No replicating evidence for anti-amyloid-β autoantibodies in cerebral amyloid angiopathy-related inflammation

Abstract

Objective: Elevated levels of anti-amyloid-β (anti-Aβ) autoantibodies in cerebrospinal fluid (CSF) have been proposed as a diagnostic biomarker for cerebral amyloid angiopathy-related inflammation (CAA-RI). We aimed to independently validate the immunoassay for quantifying these antibodies and evaluate its diagnostic value for CAA-RI.

Methods: We replicated the immunoassay to detect CSF anti-Aβ autoantibodies using CSF from CAA-RI patients and non-CAA controls with unrelated disorders and further characterized its performance. Moreover, we conducted a literature review of CAA-RI case reports to investigate neuropathological and CSF evidence of the nature of the inflammatory reaction in CAA-RI.

Results: The assay demonstrated a high background signal in CSF, which increased and corresponded with higher total immunoglobulin G (IgG) concentration in CSF (r_sp = 0.51, p = 0.02). Assay levels were not elevated in CAA-RI patients (n = 6) compared to non-CAA controls (n = 20; p = 0.64). Literature review indicated only occasional presence of B-lymphocytes and plasma cells (i.e., antibody-producing cells), alongside the abundant presence of activated microglial cells, T-cells, and other monocyte lineage cells.

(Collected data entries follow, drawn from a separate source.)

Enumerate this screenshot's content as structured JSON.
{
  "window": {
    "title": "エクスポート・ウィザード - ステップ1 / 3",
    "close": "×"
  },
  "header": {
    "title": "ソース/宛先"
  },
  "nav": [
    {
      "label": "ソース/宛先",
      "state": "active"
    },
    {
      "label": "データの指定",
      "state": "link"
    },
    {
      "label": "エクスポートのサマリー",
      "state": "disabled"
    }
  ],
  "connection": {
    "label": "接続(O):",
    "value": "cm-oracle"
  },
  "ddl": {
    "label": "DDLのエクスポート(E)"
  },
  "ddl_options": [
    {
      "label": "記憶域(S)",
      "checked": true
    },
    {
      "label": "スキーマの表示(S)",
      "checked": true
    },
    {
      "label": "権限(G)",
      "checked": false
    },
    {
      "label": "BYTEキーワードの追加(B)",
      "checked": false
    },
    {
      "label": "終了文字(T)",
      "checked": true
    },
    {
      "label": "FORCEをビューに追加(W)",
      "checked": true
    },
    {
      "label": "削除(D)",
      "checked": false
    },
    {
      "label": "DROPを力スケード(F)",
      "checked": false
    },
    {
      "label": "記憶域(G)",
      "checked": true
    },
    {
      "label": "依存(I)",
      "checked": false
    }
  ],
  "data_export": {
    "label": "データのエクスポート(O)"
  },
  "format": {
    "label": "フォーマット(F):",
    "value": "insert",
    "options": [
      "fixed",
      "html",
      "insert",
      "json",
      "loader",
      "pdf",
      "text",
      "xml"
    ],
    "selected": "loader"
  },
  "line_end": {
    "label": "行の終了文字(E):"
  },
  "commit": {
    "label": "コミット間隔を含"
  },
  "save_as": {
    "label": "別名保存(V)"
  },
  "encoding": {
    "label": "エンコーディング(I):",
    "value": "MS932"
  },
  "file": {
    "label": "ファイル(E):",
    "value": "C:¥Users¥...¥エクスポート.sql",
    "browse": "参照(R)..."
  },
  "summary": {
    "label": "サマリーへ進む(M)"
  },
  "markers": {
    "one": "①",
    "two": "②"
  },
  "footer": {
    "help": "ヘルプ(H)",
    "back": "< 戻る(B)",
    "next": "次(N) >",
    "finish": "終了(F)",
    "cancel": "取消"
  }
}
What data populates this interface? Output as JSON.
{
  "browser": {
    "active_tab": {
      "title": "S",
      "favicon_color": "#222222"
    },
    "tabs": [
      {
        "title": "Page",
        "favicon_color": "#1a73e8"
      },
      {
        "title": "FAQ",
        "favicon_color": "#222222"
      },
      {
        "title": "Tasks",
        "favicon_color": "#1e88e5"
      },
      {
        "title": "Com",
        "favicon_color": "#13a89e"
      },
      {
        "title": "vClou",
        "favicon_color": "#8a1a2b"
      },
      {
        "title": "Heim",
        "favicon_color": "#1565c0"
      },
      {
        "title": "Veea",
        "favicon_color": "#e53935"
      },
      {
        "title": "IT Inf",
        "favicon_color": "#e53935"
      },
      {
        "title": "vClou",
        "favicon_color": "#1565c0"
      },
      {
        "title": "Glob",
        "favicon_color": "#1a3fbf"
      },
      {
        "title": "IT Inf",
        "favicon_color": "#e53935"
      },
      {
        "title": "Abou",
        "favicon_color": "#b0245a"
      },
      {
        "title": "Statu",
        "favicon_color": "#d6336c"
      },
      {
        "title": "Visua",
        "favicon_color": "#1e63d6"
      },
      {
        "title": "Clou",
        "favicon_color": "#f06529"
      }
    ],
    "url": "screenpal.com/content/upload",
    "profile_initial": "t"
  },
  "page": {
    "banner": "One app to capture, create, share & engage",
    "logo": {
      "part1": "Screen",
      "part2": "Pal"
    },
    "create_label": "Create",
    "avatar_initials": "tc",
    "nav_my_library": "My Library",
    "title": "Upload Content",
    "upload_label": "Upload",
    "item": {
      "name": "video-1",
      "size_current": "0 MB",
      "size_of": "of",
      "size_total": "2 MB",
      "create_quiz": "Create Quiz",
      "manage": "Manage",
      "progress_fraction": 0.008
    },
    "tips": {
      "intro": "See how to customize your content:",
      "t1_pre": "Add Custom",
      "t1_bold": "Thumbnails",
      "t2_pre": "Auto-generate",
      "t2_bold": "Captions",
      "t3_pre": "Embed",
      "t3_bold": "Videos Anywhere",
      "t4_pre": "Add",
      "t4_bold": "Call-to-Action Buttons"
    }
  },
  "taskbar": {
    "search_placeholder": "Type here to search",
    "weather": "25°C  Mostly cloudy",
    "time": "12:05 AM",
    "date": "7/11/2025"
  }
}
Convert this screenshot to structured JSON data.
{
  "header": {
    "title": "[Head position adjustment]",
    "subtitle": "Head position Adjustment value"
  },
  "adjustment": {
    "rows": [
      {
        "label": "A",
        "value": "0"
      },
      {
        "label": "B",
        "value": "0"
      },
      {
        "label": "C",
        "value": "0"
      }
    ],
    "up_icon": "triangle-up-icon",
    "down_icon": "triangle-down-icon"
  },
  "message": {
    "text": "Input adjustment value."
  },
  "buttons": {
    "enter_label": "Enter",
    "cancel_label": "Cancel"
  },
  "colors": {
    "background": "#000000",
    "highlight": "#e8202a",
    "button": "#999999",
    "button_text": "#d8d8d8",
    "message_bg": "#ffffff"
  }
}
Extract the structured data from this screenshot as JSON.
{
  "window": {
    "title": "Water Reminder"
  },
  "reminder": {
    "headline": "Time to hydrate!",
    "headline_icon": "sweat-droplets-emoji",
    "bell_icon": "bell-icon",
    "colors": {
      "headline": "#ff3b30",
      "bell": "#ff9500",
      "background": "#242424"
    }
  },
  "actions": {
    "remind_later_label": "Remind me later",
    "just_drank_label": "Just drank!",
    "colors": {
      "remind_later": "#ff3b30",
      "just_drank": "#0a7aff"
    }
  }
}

CSF analysis did not convincingly indicate intrathecal IgG production.

Interpretation: We were unable to reproduce the reported elevation of anti-Aβ autoantibody concentration in CSF of CAA-RI patients. Our findings instead support nonspecific detection of IgG levels in CSF by the assay. Reviewed CAA-RI case reports suggested a widespread cerebral inflammatory reaction. In conclusion, our findings do not support anti-Aβ autoantibodies as a diagnostic biomarker for CAA-RI.

Figure 1

Quantified immunoassay concentration in control subjects and patients. Displayed are the quantified immunoassay concentrations (ng/mL) in the cerebrospinal fluid (CSF) of control subjects (n = 20), cerebral amyloid angiopathy‐related inflammation (CAA‐RI) patients (n = 6), and subjects that participated in the AN1792 active amyloid‐β (Aβ) immunization trial (n = 4). CSF from one subject who received placebo treatment (open triangle) was not included in the analysis of variance (ANOVA). Concentrations were similar for all three groups (p = 0.64; ANOVA). Mean values and standard deviations are indicated. The legend indicates center of origin for CAA‐RI samples and the treatment type for AN1792 trial participants. Sample numbers for the latter are specified in the figure. The anti‐Aβ plasma titers for these samples were: 1707 for sample #1, 142 for samples #2 and #3, 0 for sample #4.

Figure 2

Relationship between quantified immunoassay concentrations and total immunoglobulin G levels in cerebrospinal fluid of control subjects. (A) Quantified immunoassay concentrations (ng/mL) in the cerebrospinal fluid (CSF) of control subjects with normal (<30 mg/L; n = 11) or elevated (≥30 mg/L; n = 10) total immunoglobulin G (IgG) CSF levels. Quantified immunoassay concentrations were increased in subjects with elevated total IgG levels (p = 0.04; t‐test). Asterisk indicates a significant p value. Mean values and standard deviations are indicated. (B) Spearman's correlation (r _sp) between quantified immunoassay concentrations and total IgG levels in the CSF of control subjects. A positive correlation was observed (r _sp = 0.51, p = 0.02).